## Bar Chart: Accuracy on MATH-500
### Overview
The image is a bar chart comparing the accuracy of different language models on the MATH-500 dataset. The x-axis represents the language models, and the y-axis represents the accuracy, ranging from 30 to 75. Each model has a set of bars representing different input lengths (0 to 70 characters), indicated by color. A black line connects the tops of the bars for each model, showing the trend of accuracy as input length increases.
### Components/Axes
* **Title:** Accuracy on MATH-500
* **Y-axis:** Accuracy, with tick marks at 30, 40, 50, 60, and 70.
* **X-axis:** Language models:
* Qwen-2.5-MATH-7B
* GPT-4o-mini
* Qwen-2.5-MATH-1.5B
* DS-R1-Distill-Qwen-7B
* DS-math-7b-instruct
* **Legend:** Located at the top-right of the chart.
* Red: 0 characters
* Orange: 10 characters
* Yellow: 25 characters
* Light Blue: 40 characters
* Blue: 55 characters
* Dark Blue: 70 characters
### Detailed Analysis
Here's a breakdown of the accuracy for each model at different input lengths:
* **Qwen-2.5-MATH-7B:**
* 0 characters (Red): ~73
* 10 characters (Orange): ~74
* 25 characters (Yellow): ~75
* 40 characters (Light Blue): ~75
* 55 characters (Blue): ~74
* 70 characters (Dark Blue): ~65
* Trend: Accuracy is high and relatively stable for 0-55 characters, then drops for 70 characters.
* **GPT-4o-mini:**
* 0 characters (Red): ~72
* 10 characters (Orange): ~73
* 25 characters (Yellow): ~74
* 40 characters (Light Blue): ~74
* 55 characters (Blue): ~73
* 70 characters (Dark Blue): ~64
* Trend: Similar to Qwen-2.5-MATH-7B, accuracy is high until 55 characters, then decreases at 70 characters.
* **Qwen-2.5-MATH-1.5B:**
* 0 characters (Red): ~64
* 10 characters (Orange): ~64
* 25 characters (Yellow): ~65
* 40 characters (Light Blue): ~65
* 55 characters (Blue): ~65
* 70 characters (Dark Blue): ~62
* Trend: Accuracy is relatively stable across all input lengths, with a slight dip at 70 characters.
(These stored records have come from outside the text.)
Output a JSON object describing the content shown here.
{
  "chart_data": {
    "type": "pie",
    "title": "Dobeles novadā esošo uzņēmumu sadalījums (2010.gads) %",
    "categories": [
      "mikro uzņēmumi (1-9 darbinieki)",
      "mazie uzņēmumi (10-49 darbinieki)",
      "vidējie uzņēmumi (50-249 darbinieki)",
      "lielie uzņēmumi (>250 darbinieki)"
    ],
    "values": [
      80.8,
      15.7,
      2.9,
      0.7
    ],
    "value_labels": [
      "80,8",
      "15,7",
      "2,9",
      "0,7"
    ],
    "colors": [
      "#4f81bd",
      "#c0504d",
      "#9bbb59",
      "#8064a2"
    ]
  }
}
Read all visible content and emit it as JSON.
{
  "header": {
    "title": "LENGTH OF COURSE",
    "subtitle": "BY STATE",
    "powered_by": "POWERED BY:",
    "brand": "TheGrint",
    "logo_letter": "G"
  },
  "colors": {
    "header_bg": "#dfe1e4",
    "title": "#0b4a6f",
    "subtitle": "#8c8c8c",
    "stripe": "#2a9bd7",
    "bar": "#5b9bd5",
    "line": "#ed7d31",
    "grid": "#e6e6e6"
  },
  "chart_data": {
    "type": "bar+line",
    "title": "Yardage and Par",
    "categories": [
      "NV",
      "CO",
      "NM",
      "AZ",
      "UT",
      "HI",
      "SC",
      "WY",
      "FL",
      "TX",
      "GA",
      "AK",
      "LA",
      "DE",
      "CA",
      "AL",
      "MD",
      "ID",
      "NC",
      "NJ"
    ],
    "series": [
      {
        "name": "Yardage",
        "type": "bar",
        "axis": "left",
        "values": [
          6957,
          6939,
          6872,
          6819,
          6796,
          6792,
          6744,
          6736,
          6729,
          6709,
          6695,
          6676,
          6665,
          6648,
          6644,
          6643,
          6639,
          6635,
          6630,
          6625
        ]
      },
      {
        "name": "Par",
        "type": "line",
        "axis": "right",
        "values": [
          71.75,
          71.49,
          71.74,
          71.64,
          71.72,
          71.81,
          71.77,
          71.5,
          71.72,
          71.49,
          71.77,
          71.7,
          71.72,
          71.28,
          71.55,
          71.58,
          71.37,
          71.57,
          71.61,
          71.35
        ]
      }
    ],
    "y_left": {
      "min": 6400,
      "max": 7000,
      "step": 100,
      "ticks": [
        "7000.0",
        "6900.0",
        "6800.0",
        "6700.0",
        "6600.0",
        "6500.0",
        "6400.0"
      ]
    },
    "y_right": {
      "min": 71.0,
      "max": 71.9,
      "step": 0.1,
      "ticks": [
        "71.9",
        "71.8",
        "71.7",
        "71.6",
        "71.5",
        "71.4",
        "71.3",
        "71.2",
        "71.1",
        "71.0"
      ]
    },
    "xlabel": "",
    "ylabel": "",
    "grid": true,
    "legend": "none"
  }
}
* **DS-R1-Distill-Qwen-7B:**
* 0 characters (Red): ~52
* 10 characters (Orange): ~53
* 25 characters (Yellow): ~53
* 40 characters (Light Blue): ~53
* 55 characters (Blue): ~52
* 70 characters (Dark Blue): ~46
* Trend: Accuracy is lower compared to the previous models and decreases more noticeably at 70 characters.
* **DS-math-7b-instruct:**
* 0 characters (Red): ~40
* 10 characters (Orange): ~40
* 25 characters (Yellow): ~41
* 40 characters (Light Blue): ~41
* 55 characters (Blue): ~41
* 70 characters (Dark Blue): ~34
* Trend: The lowest accuracy among the models, with a significant drop at 70 characters.
### Key Observations
* Qwen-2.5-MATH-7B and GPT-4o-mini achieve the highest accuracy overall.
* DS-math-7b-instruct has the lowest accuracy.
* For most models, accuracy tends to decrease when the input length is 70 characters.
* The models Qwen-2.5-MATH-7B and GPT-4o-mini show very similar performance across all input lengths.
### Interpretation
The chart illustrates the performance of different language models on the MATH-500 dataset, specifically focusing on how accuracy changes with varying input lengths. The results suggest that some models (Qwen-2.5-MATH-7B and GPT-4o-mini) are more robust and accurate than others (DS-math-7b-instruct). The decrease in accuracy at 70 characters for most models could indicate a limitation in handling longer inputs or a change in the nature of the problems when more context is provided. The similar performance of Qwen-2.5-MATH-7B and GPT-4o-mini might indicate similar architectures or training methodologies. The lower performance of the distilled models (DS-R1-Distill-Qwen-7B and DS-math-7b-instruct) is expected, as distillation often leads to a trade-off between model size/speed and accuracy.